Battle against the rabbit
For us machinery maintenance and cattle are top priorities this time of year; however there is also grain to out load, and keeping an eye on pigeons and rabbits can be a time-consuming job.
It’s the plough’s turn in the workshop at the moment now that its work has been completed for another year, once it has been sorted it will be packed away till autumn.
We are currently reorganising the workshop, bearing in mind the adage of a place for everything and everything in its place! Keeping areas tidy not only looks good but is important for health and safety, and as we have two young apprentices instilling correct procedure from the start is vital.
We haven’t yet suffered much from pigeon damage. The majority of problems are coming from partridges, however it only takes a few days of frost and the hungry hordes will descend again. In contrast, the battle against the rabbit seems to take place year after year. We rely mainly on trapping for control, with use of aluminium phosphide and lamping where possible, and this approach is very successful with around 1800 rabbits trapped each year.

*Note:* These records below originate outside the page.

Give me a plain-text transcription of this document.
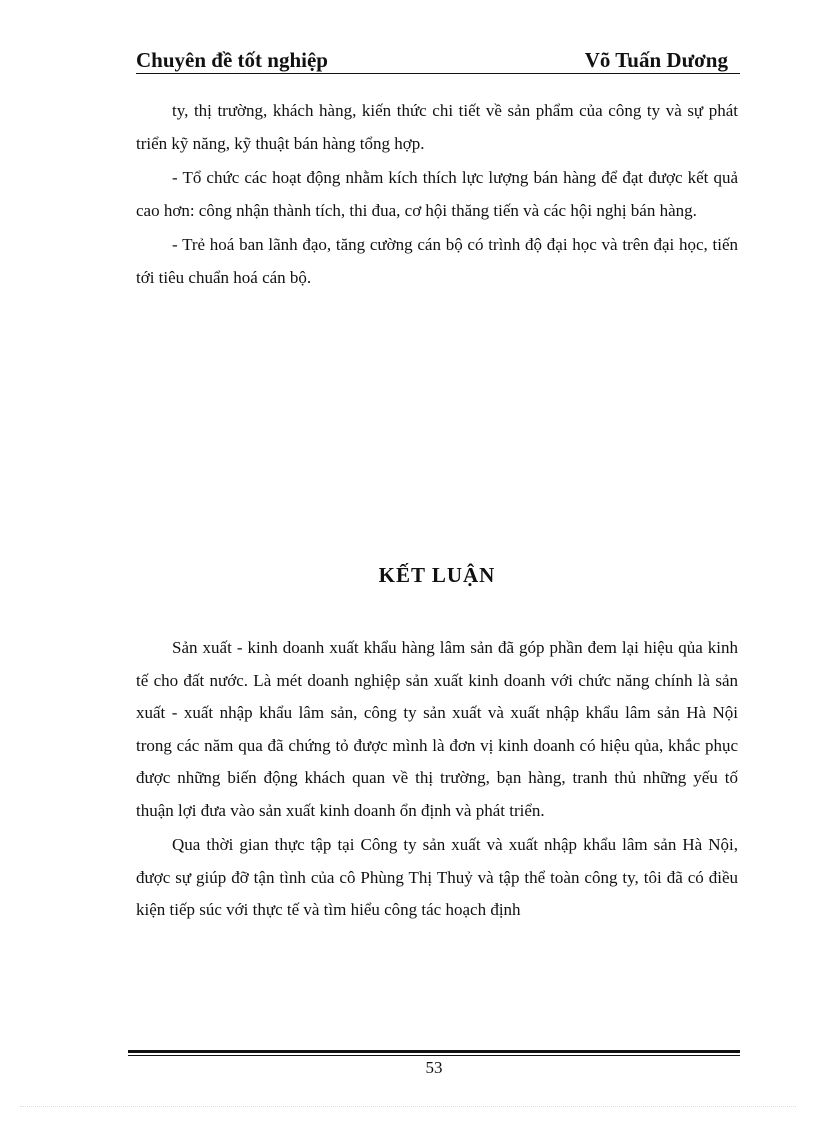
Chuyên đề tốt nghiệp	Võ Tuấn Dương

ty, thị trường, khách hàng, kiến thức chi tiết về sản phẩm của công ty và sự phát triển kỹ năng, kỹ thuật bán hàng tổng hợp.

- Tổ chức các hoạt động nhằm kích thích lực lượng bán hàng để đạt được kết quả cao hơn: công nhận thành tích, thi đua, cơ hội thăng tiến và các hội nghị bán hàng.

- Trẻ hoá ban lãnh đạo, tăng cường cán bộ có trình độ đại học và trên đại học, tiến tới tiêu chuẩn hoá cán bộ.

KẾT LUẬN

Sản xuất - kinh doanh xuất khẩu hàng lâm sản đã góp phần đem lại hiệu qủa kinh tế cho đất nước. Là mét doanh nghiệp sản xuất kinh doanh với chức năng chính là sản xuất - xuất nhập khẩu lâm sản, công ty sản xuất và xuất nhập khẩu lâm sản Hà Nội trong các năm qua đã chứng tỏ được mình là đơn vị kinh doanh có hiệu qủa, khắc phục được những biến động khách quan về thị trường, bạn hàng, tranh thủ những yếu tố thuận lợi đưa vào sản xuất kinh doanh ổn định và phát triển.

Qua thời gian thực tập tại Công ty sản xuất và xuất nhập khẩu lâm sản Hà Nội, được sự giúp đỡ tận tình của cô Phùng Thị Thuỷ và tập thể toàn công ty, tôi đã có điều kiện tiếp súc với thực tế và tìm hiểu công tác hoạch định

53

This time of the year is also event season, with numerous workshops, lectures and conferences to attend. Improving soil health and organic matter status with cover cropping and residue management are our key topics this year, while also keeping tabs on the more traditional areas of varieties and pesticides. While research into these techniques is important, trials on the farm are the best way to learn and so we are looking into growing cover crops in 2015 as part of the rotation. As part of our research we went to visit a farm in Kent where they have been using a DTS for two years. The soil looked in good health with some impressive crops on some very wet and heavy low lying land. A 6m drill and 350hp tractor with a 6m straw rake took care of the majority of cultivations and drilling with a subsoiler used for compacted areas. The reduced labour requirement improved their bottom line, with one man drilling all of their 1500 acres, and they also found they had improved black-grass control.
The majority of our Sumo drilled crops are looking well, however there has been a learning curve in terms of residue management and making sure manure is well rotted. Despite this, water infiltration seems much improved, especially on heavy land, and even with the wide rows there isn’t the amount of black-grass coming that we usually see, despite the lack of crop competition.
Hopefully the weather will improve into the New Year and the wait for spring land work, fertiliser spreading and spraying will not be too long. Our increased acreage of spring cropping means this time of the year is nearly as pressured as harvest and backend drilling. However, we are seeing improvements in black-grass control, and a wider rotation should allow better yields of key crops such as wheat and OSR. In terms of long term sustainability, financial analysis of a rotation as a whole might be a better approach than taking individual crops in isolation. After all we would all grow first wheat every year if we could!